Clarity is something that is severely lacking in modern life.

In an era where disruption is revered, and the only certainty is change, we grow up to be comfortably uncomfortable with the fact that there will always be a decent percentage of the days and weeks ahead that will be shrouded in uncertainty. Things might turn out this way, or they might turn out that way. We’ll just have to be agile enough to deal with whatever comes along. Although this is normal for many of us, it is a highly stressful state to find ourselves in – sometimes you just need someone to shine a light on what’s on the horizon.

Taking their teams by the hand and painting a picture of how they see the future (at any particular moment in time) is the role of a visionary leader.
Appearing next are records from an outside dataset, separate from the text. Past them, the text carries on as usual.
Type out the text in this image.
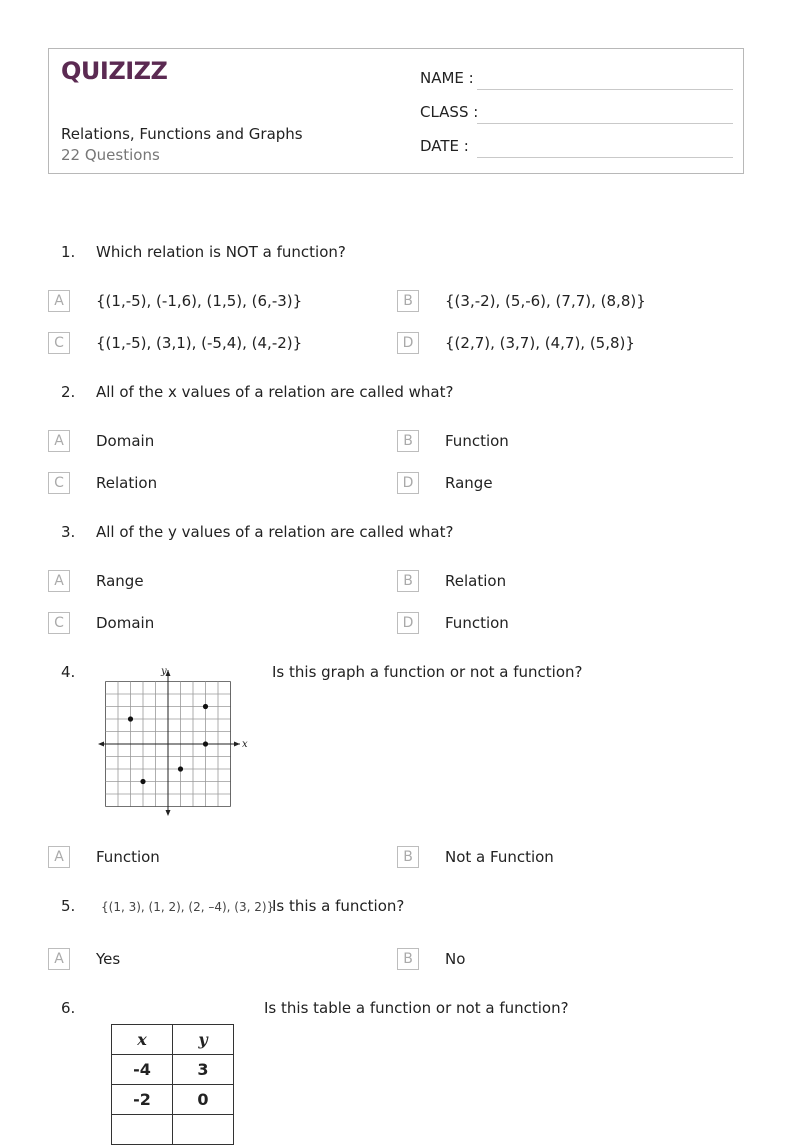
QUIZIZZ
Relations, Functions and Graphs
22 Questions
NAME :
CLASS :
DATE :
1. Which relation is NOT a function?
A	{(1,-5), (-1,6), (1,5), (6,-3)}	B	{(3,-2), (5,-6), (7,7), (8,8)}
C	{(1,-5), (3,1), (-5,4), (4,-2)}	D	{(2,7), (3,7), (4,7), (5,8)}
2. All of the x values of a relation are called what?
A	Domain	B	Function
C	Relation	D	Range
3. All of the y values of a relation are called what?
A	Range	B	Relation
C	Domain	D	Function
4.	Is this graph a function or not a function?
x
y
A	Function	B	Not a Function
5. {(1, 3), (1, 2), (2, –4), (3, 2)}
Is this a function?
A	Yes	B	No
6.	Is this table a function or not a function?
x	y
-4	3
-2	0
They are constantly risking being proved “wrong” but if they harness the wisdom of the crowd, they can often be the conduit for a collective wisdom that would not otherwise have appeared. The leader that shares their vision of the future without tapping into the knowledge of their people is likely to paint only a two dimensional picture, but the most enlightened leaders channel the views of their people and decide to share them rather than keep their cards close to their chest.

Sharing knowledge is the biggest gift that a leader can give their people.

Asking their people for their views and moulding it into a commonly held vision is something that only the most selfless of leaders can do. The future comes alive through their people, and they see a key part of their job as sharing it. Too many leaders are driven by ego to allow their personal vision of the future to be hijacked by the view of their team. These selfish leaders don’t share their views because they fear that someone might adopt them for themselves.

Facilitating a common vision of what tomorrow might bring and then sharing it – that is how leaders shine a light amongst the darkness.

A second aspect to this is that the communication must happen regularly. Small but frequent updates are easier to incorporate into the daily direction of work and are far less stressful that a quarterly strategy update that might bring all sorts of changes to direction. Leaders have to spend a considerable amount of time and effort updating their people and supporting them along the journey. If they do this, they will learn from the incremental feedback and the likelihood of keeping the ship on the right course will be far higher.

As an employee of a leader who is transparent about their vision of the future, you have that added sense of security that you are involved in what is to come. There is nothing worse than going to work and wondering what the next weeks and months will bring – a leader that communicates the common vision is a leader who has the trust and respect of their people.